The feature works with Bitcoin (BTC), Ethereum (ETH), Ethereum Classic (ETC), Litecoin (LTC), 0x (ZRX) and Bitcoin Cash (BCH). It is only available to U.S. customers for now, but the company plans to roll out the feature to other countries too.
Let’s look at the fees more closely. If you live in Europe or the U.S., every time you buy or sell cryptocurrencies using USD or EUR, you pay at least 1.49 percent in fees on top of the spread (the difference between the highest selling price and the lowest purchasing price). Fees are even higher if you’re using a credit or debit card.
Coinbase says that the spread between a fiat currency and a cryptocurrency should be around 0.5 percent but may vary depending on the trading pair and the order queue.

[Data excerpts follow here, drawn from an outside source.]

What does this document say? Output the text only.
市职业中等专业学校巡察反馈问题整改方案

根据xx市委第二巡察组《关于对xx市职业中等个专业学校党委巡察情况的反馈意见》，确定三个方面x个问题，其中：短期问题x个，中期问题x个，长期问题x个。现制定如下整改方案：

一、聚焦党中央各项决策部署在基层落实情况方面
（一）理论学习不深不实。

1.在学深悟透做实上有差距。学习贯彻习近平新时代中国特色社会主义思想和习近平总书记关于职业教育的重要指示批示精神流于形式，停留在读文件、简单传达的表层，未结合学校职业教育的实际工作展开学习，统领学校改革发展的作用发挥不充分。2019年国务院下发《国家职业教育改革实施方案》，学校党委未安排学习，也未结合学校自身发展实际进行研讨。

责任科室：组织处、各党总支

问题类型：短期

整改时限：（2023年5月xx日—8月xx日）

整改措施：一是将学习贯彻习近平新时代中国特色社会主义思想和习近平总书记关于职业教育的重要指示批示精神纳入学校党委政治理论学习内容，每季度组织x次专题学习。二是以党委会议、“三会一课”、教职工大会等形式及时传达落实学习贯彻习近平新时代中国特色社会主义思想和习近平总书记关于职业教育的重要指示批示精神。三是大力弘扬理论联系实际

If you buy or sell less than 200 USD or equivalent, fees get much more expensive. For instance, a $10 order will generate $0.99 in fees, or 9.9 percent. Customers pay 3 percent in fees for a $100 order.
But the good news is that it’s a completely different story with token-to-token transactions. Coinbase doesn’t charge you any markup fee — but there’s some inevitable spread. And with some obscure trading pairs (exchanging ZRX for BCH for instance), you might end up paying around 1 percent in spread. Still, it’s a much better user experience for those who just want to trade on Coinbase.
Without even mentioning other exchanges, Coinbase Pro users have been able to trade between multiple cryptocurrencies for a long time. But Coinbase is still the entry gate for many new cryptocurrency users.
Disclosure: I own small amounts of various cryptocurrencies.